I have been working on integrating the two products at a client for the past 5 months so hopefully this will help someone out.
Legal discovery has very different requirements vs. enterprise search. MOSS is a relevance based search engine which means that searches conducted by a user are matched against content in the MOSS index using various rankings like link depth from authoritative sources, document type rankings(e.g. Word is ranked higher than Excel), word repetitions within a document, the number of times a document is linked to and etc… A certain portion of document is indexed (e.g. the first 15 MB) after which content is not termed relevant. Documents over a certain size are also not indexed out of the box. All of this can be adjusted by configuration but my point is that MOSS is purely focused on making the most relevant content available to a searcher. 95% of the time the average user never goes beyond the first page of results. This is why relevancy is so important for your average user and why the system is tuned for it. Legal discovery seems to be focused on a very different search. The legal user often times wants to view all search results and to search the entire document of every document indexed by MOSS. The legal user wants to put those results into a workflow to be saved off on a case by case basis. MOSS is not tuned to these needs. I will detail the biggest risks that MOSS introduces for a Legal discovery based search.
Gaps and Mitigations
Gaps and Mitigations
There is currently no iFilter for Tiff. I’m guessing that’s what files are being scanned in as.
Capatris is developing a Tiff iFilter - Capatris IFilter
Symantec Enterprise Vault is capable of archiving file shares. This means files on file shares will be replaced with placeholders. The SharePoint crawler does not recognize the difference between a placeholder and a file on the file system.
The question becomes do you want to crawl files that have been archived?
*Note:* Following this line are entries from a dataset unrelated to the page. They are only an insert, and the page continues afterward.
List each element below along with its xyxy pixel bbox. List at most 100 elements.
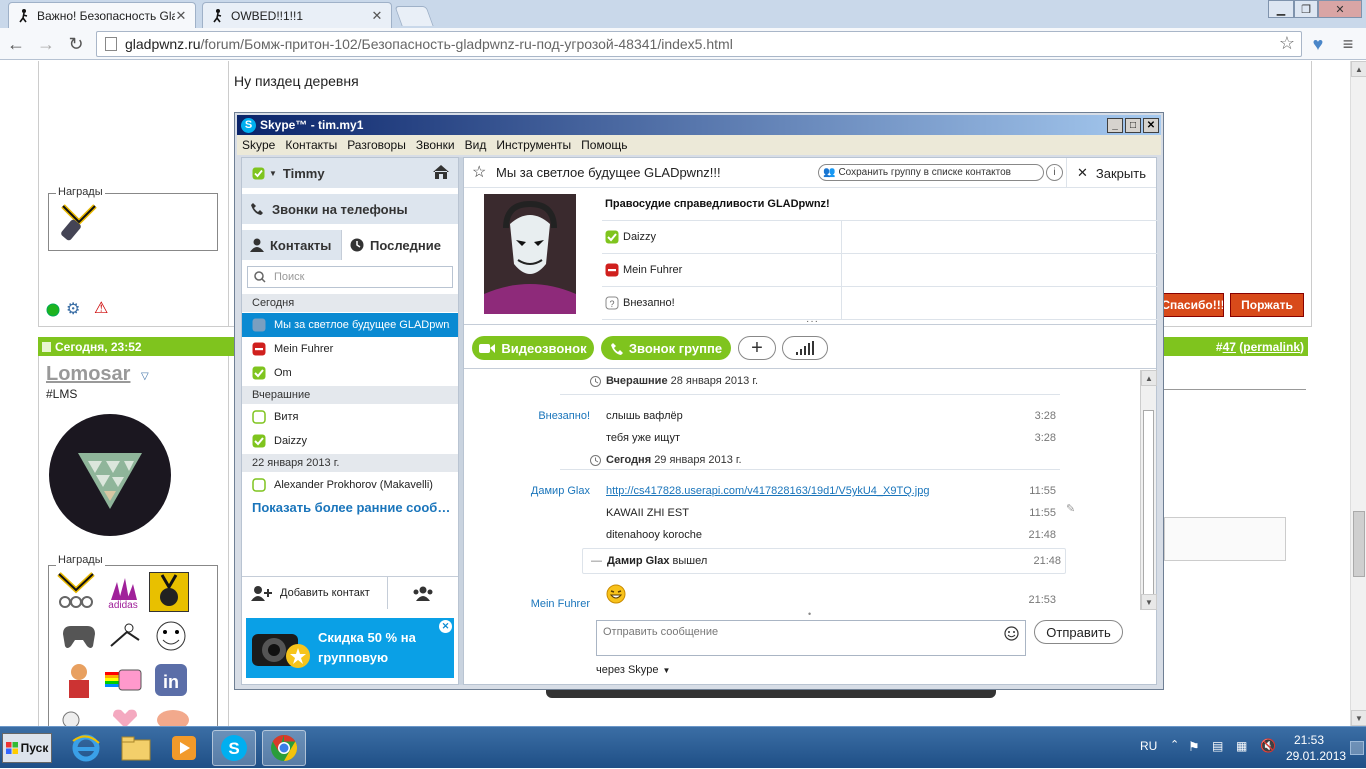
back-arrow-icon[interactable]: ← (4, 32, 28, 56)
permalink[interactable]: permalink (1243, 340, 1300, 354)
gear-icon[interactable]: ⚙ (66, 299, 80, 319)
close-window-icon[interactable]: ✕ (1318, 0, 1362, 18)
award-pig-icon[interactable] (151, 706, 191, 726)
show-desktop-button[interactable] (1350, 741, 1364, 755)
ie-icon[interactable] (64, 730, 108, 766)
nokia-award-icon[interactable] (59, 202, 99, 242)
award-person-icon[interactable] (59, 660, 99, 700)
award-sketch-icon[interactable] (105, 618, 145, 654)
award-gamepad-icon[interactable] (59, 618, 99, 654)
group-call-button[interactable]: Звонок группе (601, 336, 731, 360)
volume-icon[interactable]: 🔇 (1260, 738, 1276, 754)
tab-recent[interactable]: Последние (342, 230, 458, 260)
resize-handle[interactable]: ··· (806, 316, 819, 327)
minimize-icon[interactable]: _ (1107, 118, 1123, 133)
scroll-up-icon[interactable]: ▲ (1351, 61, 1366, 77)
new-tab-button[interactable] (394, 6, 434, 26)
message-sender[interactable]: Дамир Glax (464, 485, 590, 497)
flag-icon[interactable]: ⚑ (1188, 739, 1200, 755)
minimize-icon[interactable]: ▁ (1268, 0, 1294, 18)
chat-history[interactable]: Вчерашние 28 января 2013 г. Внезапно! сл… (464, 370, 1140, 610)
search-input[interactable]: Поиск (247, 266, 453, 288)
member-row-mein-fuhrer[interactable]: Mein Fuhrer (602, 253, 1158, 287)
menu-icon[interactable]: ≡ (1336, 32, 1360, 56)
scroll-thumb[interactable] (1353, 511, 1365, 577)
chevron-down-icon[interactable]: ▽ (141, 371, 149, 382)
restore-icon[interactable]: ❐ (1294, 0, 1318, 18)
forward-arrow-icon[interactable]: → (34, 32, 58, 56)
media-player-icon[interactable] (162, 730, 206, 766)
promo-banner[interactable]: ✕ Скидка 50 % на групповую видеосвязь (246, 618, 454, 678)
send-button[interactable]: Отправить (1034, 620, 1123, 644)
message-input[interactable]: Отправить сообщение (596, 620, 1026, 656)
chevron-up-icon[interactable]: ⌃ (1170, 738, 1179, 751)
thanks-badge[interactable]: Спасибо!!! (1162, 293, 1224, 317)
menu-calls[interactable]: Звонки (411, 138, 460, 152)
video-call-button[interactable]: Видеозвонок (472, 336, 594, 360)
create-group-button[interactable] (388, 577, 458, 609)
message-sender[interactable]: Mein Fuhrer (464, 598, 590, 610)
scroll-down-icon[interactable]: ▼ (1141, 594, 1157, 610)
language-indicator[interactable]: RU (1140, 739, 1157, 753)
menu-tools[interactable]: Инструменты (491, 138, 576, 152)
group-avatar[interactable] (484, 194, 576, 314)
award-chevron-icon[interactable] (57, 572, 95, 610)
recent-item-vitya[interactable]: Витя (242, 405, 458, 429)
laugh-badge[interactable]: Поржать (1230, 293, 1304, 317)
home-icon[interactable] (432, 164, 450, 180)
save-group-button[interactable]: 👥 Сохранить группу в списке контактов (818, 164, 1044, 181)
scroll-thumb[interactable] (1143, 410, 1154, 596)
profile-bar[interactable]: ▼ Timmy (242, 158, 458, 188)
award-linkedin-icon[interactable]: in (151, 660, 191, 700)
address-bar[interactable]: gladpwnz.ru/forum/Бомж-притон-102/Безопа… (96, 31, 1302, 57)
recent-item-om[interactable]: Om (242, 361, 458, 385)
message-sender[interactable]: Внезапно! (464, 410, 590, 422)
reload-icon[interactable]: ↻ (64, 32, 88, 56)
menu-view[interactable]: Вид (460, 138, 492, 152)
info-icon[interactable]: i (1046, 164, 1063, 181)
close-banner-icon[interactable]: ✕ (439, 620, 452, 633)
skype-titlebar[interactable]: S Skype™ - tim.my1 _ □ ✕ (237, 115, 1161, 135)
menu-help[interactable]: Помощь (576, 138, 632, 152)
emoticon-icon[interactable] (1004, 626, 1019, 641)
tab-owbed[interactable]: OWBED!!1!!1 ✕ (202, 2, 392, 28)
star-icon[interactable]: ☆ (472, 162, 486, 182)
scroll-up-icon[interactable]: ▲ (1141, 370, 1157, 386)
page-scrollbar[interactable]: ▲ ▼ (1350, 61, 1366, 726)
add-contact-button[interactable]: Добавить контакт (242, 576, 388, 609)
close-icon[interactable]: ✕ (1143, 118, 1159, 133)
call-phones-button[interactable]: Звонки на телефоны (242, 194, 458, 224)
award-dog-icon[interactable] (59, 706, 99, 726)
avatar[interactable] (48, 413, 172, 537)
edit-pencil-icon[interactable]: ✎ (1066, 502, 1075, 515)
award-heart-icon[interactable] (105, 706, 145, 726)
menu-conversations[interactable]: Разговоры (342, 138, 411, 152)
maximize-icon[interactable]: □ (1125, 118, 1141, 133)
show-earlier-link[interactable]: Показать более ранние сообщения (252, 500, 452, 515)
menu-skype[interactable]: Skype (237, 138, 280, 152)
recent-item-mein-fuhrer[interactable]: Mein Fuhrer (242, 337, 458, 361)
recent-item-prokhorov[interactable]: Alexander Prokhorov (Makavelli) (242, 473, 458, 497)
call-quality-button[interactable] (782, 336, 828, 360)
skype-taskbar-icon[interactable]: S (212, 730, 256, 766)
chat-scrollbar[interactable]: ▲ ▼ (1140, 370, 1157, 610)
award-adidas-icon[interactable]: adidas (103, 572, 143, 610)
award-nyancat-icon[interactable] (105, 660, 145, 700)
tab-gladpwnz[interactable]: Важно! Безопасность GladpwnzWB ✕ (8, 2, 196, 28)
start-button[interactable]: Пуск (2, 733, 52, 763)
member-row-vnezapno[interactable]: ? Внезапно! (602, 286, 1158, 320)
close-icon[interactable]: ✕ (175, 8, 187, 24)
star-icon[interactable]: ☆ (1279, 33, 1295, 54)
explorer-folder-icon[interactable] (114, 730, 158, 766)
via-skype-selector[interactable]: через Skype ▼ (596, 664, 670, 676)
network-icon[interactable]: ▤ (1212, 739, 1223, 753)
chrome-icon[interactable] (262, 730, 306, 766)
message-link[interactable]: http://cs417828.userapi.com/v417828163/1… (606, 485, 930, 497)
chevron-down-icon[interactable]: ▼ (269, 169, 277, 178)
tab-contacts[interactable]: Контакты (242, 230, 342, 260)
warning-icon[interactable]: ⚠ (94, 298, 108, 318)
menu-contacts[interactable]: Контакты (280, 138, 342, 152)
recent-item-daizzy[interactable]: Daizzy (242, 429, 458, 453)
post-number[interactable]: 47 (1223, 340, 1236, 354)
close-icon[interactable]: ✕ (371, 8, 383, 24)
Our answer was no, since the Symantec Enterprise Vault builds its own index why have two. Also this lightens the load on the MOSS index. The behavior we witnessed is that MOSS would continue to pull items out of the vault when they are archived. The only way to prevent this is through putting Symantec Enterprise Vault in backup mode and adding the crawl account to the backup group. This however will flood the crawl log with errors. So not the best option either if you want search to remain manageable.
The best option would be if the Crawl account could ignore documents with the offline attribute. This is not currently available in MOSS but hopefully one day it will be.
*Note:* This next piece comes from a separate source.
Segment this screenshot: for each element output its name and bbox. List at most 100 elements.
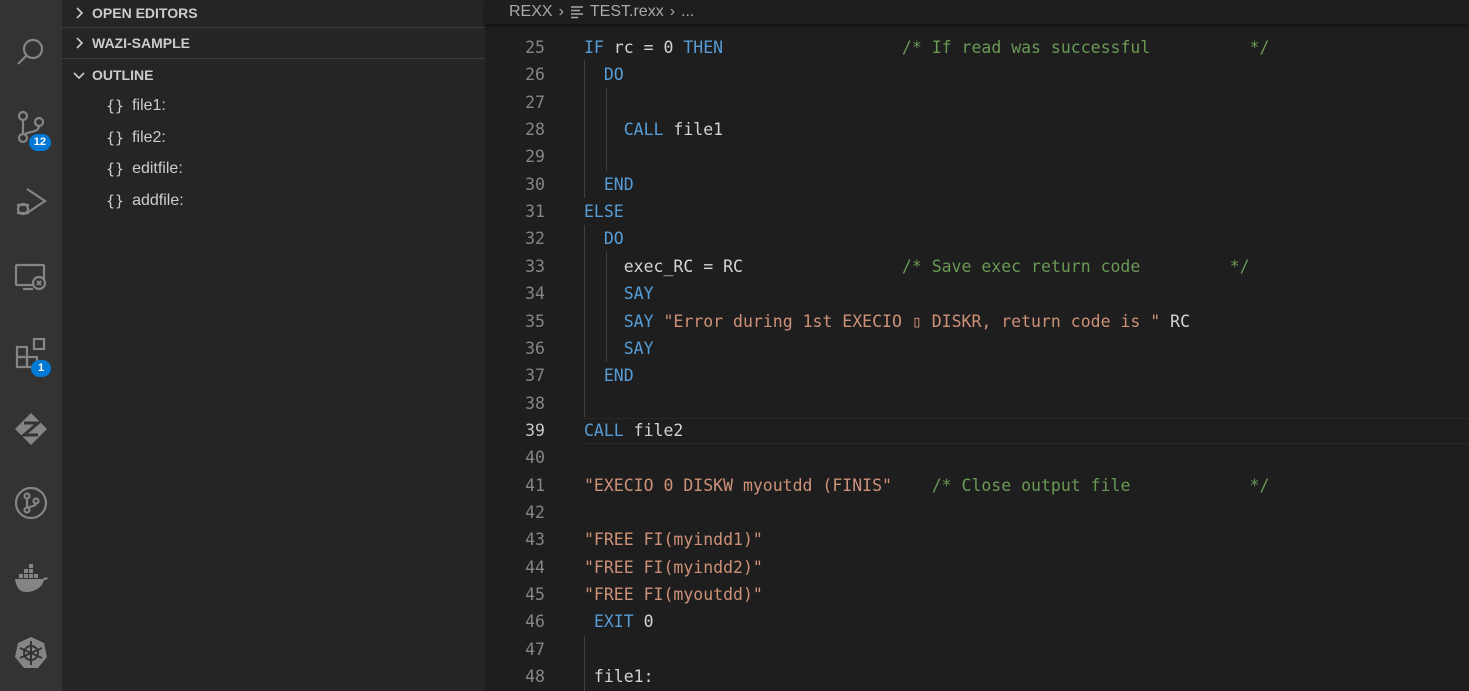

Update: This has been fixed in the MOSS August 2008. It's not very clear from the notes but here it is...http://support.microsoft.com/kb/956056/. “When you try to crawl a content source, the offline files in the content source are indexed unexpectedly. The offline files are the files that have the PR_FILE_ATTRIBUTE_OFFLINE attribute set. Note After you apply the hotfix, offline files will are not indexed any longer”
If you want to search MOSS and Enterprise Vault from a single interface today you're only option is custom code calling the EV COM interfaces. This is very complicated code to write. Luckily around the end of year Symantec will release a new version that supports Search Federation so a single interface can be used.
Search Federation still does not cover the Discovery Accelerator product. It's the one product i feel should be integrated into MOSS. It would be beneficial if there were workflows that could launch out of MOSS search into DA. I have heard that DA will be able to federate queries back to MOSS however so when a legal user is within the DA interface MOSS search results can appear. This is due in the next release of Symantec EV.
Hope i helped someone with my thoughts around legal discovery, please feel free to comment.